To do big numbers (more than one digit), first divide the number into individual digits. You can just keep dividing by ten, then get the remainder which is the lowest digit. The remainder gets stored somewhere, and the result is divided again until it is zero, in which case all the digits have all been taken already. Then add 030h to each digit, and make sure you put them on screen in proper order.

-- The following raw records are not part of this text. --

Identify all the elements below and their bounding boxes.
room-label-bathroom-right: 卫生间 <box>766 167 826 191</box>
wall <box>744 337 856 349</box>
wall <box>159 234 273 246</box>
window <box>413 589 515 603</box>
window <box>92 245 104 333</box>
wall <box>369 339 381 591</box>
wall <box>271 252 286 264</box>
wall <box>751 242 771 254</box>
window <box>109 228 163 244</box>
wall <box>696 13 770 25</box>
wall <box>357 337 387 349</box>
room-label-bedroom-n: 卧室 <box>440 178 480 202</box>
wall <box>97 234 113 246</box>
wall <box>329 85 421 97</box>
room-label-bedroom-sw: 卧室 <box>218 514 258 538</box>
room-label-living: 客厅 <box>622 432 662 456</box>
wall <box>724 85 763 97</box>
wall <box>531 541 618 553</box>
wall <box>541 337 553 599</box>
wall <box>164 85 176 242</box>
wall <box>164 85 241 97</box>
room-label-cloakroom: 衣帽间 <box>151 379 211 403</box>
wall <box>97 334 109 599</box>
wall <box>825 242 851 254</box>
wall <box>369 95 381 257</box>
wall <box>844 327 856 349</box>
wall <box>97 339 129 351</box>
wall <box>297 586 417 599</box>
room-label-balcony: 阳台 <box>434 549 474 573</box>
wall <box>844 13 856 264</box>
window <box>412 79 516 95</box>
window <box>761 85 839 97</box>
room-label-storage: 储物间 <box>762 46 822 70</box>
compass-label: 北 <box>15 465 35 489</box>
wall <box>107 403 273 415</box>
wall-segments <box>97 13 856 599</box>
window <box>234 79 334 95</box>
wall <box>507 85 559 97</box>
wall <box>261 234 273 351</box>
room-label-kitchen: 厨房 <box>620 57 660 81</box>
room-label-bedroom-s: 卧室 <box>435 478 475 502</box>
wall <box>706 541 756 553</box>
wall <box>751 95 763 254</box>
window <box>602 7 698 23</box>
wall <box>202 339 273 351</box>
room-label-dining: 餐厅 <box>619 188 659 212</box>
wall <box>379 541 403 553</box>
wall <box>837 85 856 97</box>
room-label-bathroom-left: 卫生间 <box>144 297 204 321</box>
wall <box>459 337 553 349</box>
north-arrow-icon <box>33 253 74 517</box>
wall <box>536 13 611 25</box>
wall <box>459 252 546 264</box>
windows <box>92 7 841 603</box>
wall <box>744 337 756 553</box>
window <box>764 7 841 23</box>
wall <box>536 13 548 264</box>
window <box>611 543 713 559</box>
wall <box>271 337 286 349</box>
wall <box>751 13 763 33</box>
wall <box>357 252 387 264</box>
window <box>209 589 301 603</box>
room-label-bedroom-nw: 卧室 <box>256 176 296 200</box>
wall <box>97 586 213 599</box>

I guess we all have to start somewhere.... "Information has a tendency to be free. Which means someone will always tell you something you don't want to know."
 
Thank you very much.
Now I have bigger problems.
I have to use subroutines for
multiplaction . Whnever I do
call xxxx

and in xxx
xxx:

.
.
.
ret

I don't return to where I came! Stack changes not
only IP, but CS as well. i tried many things, still I am stuck.

Korhan
 
looks you are in 16-bit mode
to avoid pushing CS on the stack, declare your functions as NEAR

ProcName Proc near
xxxxx

ret
ProcName endp

then you get near call

otherwise keep your functions as far but use RETF (RETurn Far) on exit
 
It is not recommended, BTW, that you use a xxx: type label as the argument for a 'Call' command. Do it properly: use xxx proc/endp. Rets inside a proc/endp will automatically be matched to the expected Call type, near or far.
"Information has a tendency to be free. Which means someone will always tell you something you don't want to know."